New Hampshire bike stores gear up for warm weather
By DALE VINCENT
New Hampshire Union Leader |
March 30. 2014 6:42PM
Jeremy Smith puts a new part on a bike Friday morning at S&W Sports in Concord. (JOSH GIBNEY/UNION LEADER)
In a typical year, bicycle stores would already be doing a brisk business in sales and service by the end of March. But our lack of a February thaw and the continued cold temperatures and frequent snowstorms have bike store personnel bracing for a surge of activity in the next few weeks as temperatures reach the 50s and even 60s.
Patrick Lessard, who operates the Bike Barn in Manchester with his brothers, said: "Weather has everything to do with it."
In a normal year, said Lessard, business at the store at 33 S. Commercial St. tends to slow down by the end of October, picks up briefly at Christmas, then slows again until mid-February. "When people have their tax return money," or know they will be getting it, they come in and put a bike on layaway, he said. But that presumes the February weather that we didn't get this year, said Lessard.
Every year can't be like last year when March and April were warm, but when we get a couple of days of 60-degree weather, "it's light a light switch," said Lessard. People want a new bike, or their old one tuned up.
Tim Farmer, owner of S&W Sports in Concord, sells and services both winter and summer sports equipment, but said "the bike part is the largest part of our business." Except in years when there are weather extremes.
While there are years when you can be riding in Feburary, he noted: "If it starts early, it peters out." This year, with its prolonged cold and snow he said: "There's definitely a pent-up demand."
That includes bike sales and tuneups and Farmer said he's instituted a 48-hour turnaround for service, which may make for some long days this spring for the technicians.
There is a large vacant paved lot across from S&W Sports, at 296 S. Main St., and Farmer said: "We do some training there." If you buy a new bike, store personnel will work with you on the etiquette of riding.
To reach the younger generation, he said: "We do rodeos at schools," teaching bike safety, which includes wearing a helmet up to age 16, front and rear lights before sunrise and after sundown, and obeying traffic laws that pertain to wheeled vehicles, which includes bicycles.
Concord Police Lt. Timothy O'Malley said this time of year is tough because there are still snowbanks and drivers need to be alert, because youngsters on bicycles can suddenly appear from behind a snowbank, or skid on a patch of ice.

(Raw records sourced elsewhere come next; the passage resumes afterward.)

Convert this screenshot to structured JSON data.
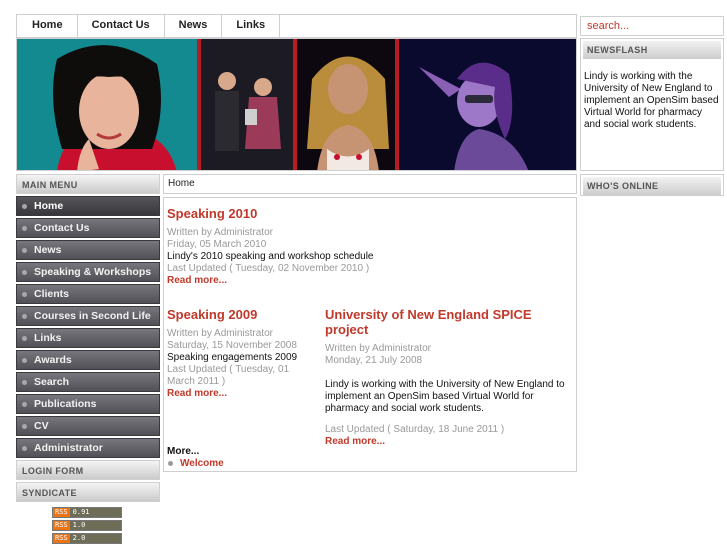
{
  "topnav": {
    "items": [
      "Home",
      "Contact Us",
      "News",
      "Links"
    ]
  },
  "search": {
    "placeholder": "search..."
  },
  "newsflash": {
    "title": "NEWSFLASH",
    "text": "Lindy is working with the University of New England to implement an OpenSim based Virtual World for pharmacy and social work students."
  },
  "whos_online": {
    "title": "WHO'S ONLINE"
  },
  "breadcrumb": {
    "text": "Home"
  },
  "menu": {
    "title": "MAIN MENU",
    "items": [
      "Home",
      "Contact Us",
      "News",
      "Speaking & Workshops",
      "Clients",
      "Courses in Second Life",
      "Links",
      "Awards",
      "Search",
      "Publications",
      "CV"
    ],
    "admin_label": "Administrator"
  },
  "login": {
    "title": "LOGIN FORM"
  },
  "syndicate": {
    "title": "SYNDICATE",
    "feeds": [
      {
        "tag": "RSS",
        "version": "0.91"
      },
      {
        "tag": "RSS",
        "version": "1.0"
      },
      {
        "tag": "RSS",
        "version": "2.0"
      }
    ]
  },
  "articles": [
    {
      "title": "Speaking 2010",
      "author": "Written by Administrator",
      "date": "Friday, 05 March 2010",
      "body": "Lindy's 2010 speaking and workshop schedule",
      "updated": "Last Updated ( Tuesday, 02 November 2010 )",
      "readmore": "Read more..."
    },
    {
      "title": "Speaking 2009",
      "author": "Written by Administrator",
      "date": "Saturday, 15 November 2008",
      "body": "Speaking engagements 2009",
      "updated": "Last Updated ( Tuesday, 01 March 2011 )",
      "readmore": "Read more..."
    },
    {
      "title": "University of New England SPICE project",
      "author": "Written by Administrator",
      "date": "Monday, 21 July 2008",
      "body": "Lindy is working with the University of New England to implement an OpenSim based Virtual World for pharmacy and social work students.",
      "updated": "Last Updated ( Saturday, 18 June 2011 )",
      "readmore": "Read more..."
    }
  ],
  "more": {
    "heading": "More...",
    "items": [
      "Welcome"
    ]
  },
  "colors": {
    "accent": "#c0392b",
    "menu_bg": "#5f5f65",
    "banner_red": "#b71c24"
  }
}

The Concord Police Department will hold its annual bicycle auction Friday, April 11, at the Green Street Community Center, with viewing at 5:30 p.m. and the auction beginning at 6 p.m., said O'Malley. "We do recover some pretty nice bikes," he said. He recommends registering your bike, so it can be returned if it's stolen.
The Manchester Police Department no longer holds a bike auction. "We have all the property sold on propertyroom.com," said Sgt. Brian O'Keefe.
Lost and stolen property that cannot be returned to the rightful owner gets auctioned online by the site used by police departments throughout the country.
O'Keefe said few people register bikes with the police department any more, "which makes it more difficult to find owners." So the Manchester Police Department ends up with hundreds of recovered, but unregistered, bikes in storage every year, he said.
Found property with a value over $250 is kept for 180 days, while anything valued at less than that is kept for 90 days.
The departments bike officer interact with kids on bikes often, said O'Keefe. He said one of the important aspects of that interaction is that the officers are role models as adult riders wearing helmets.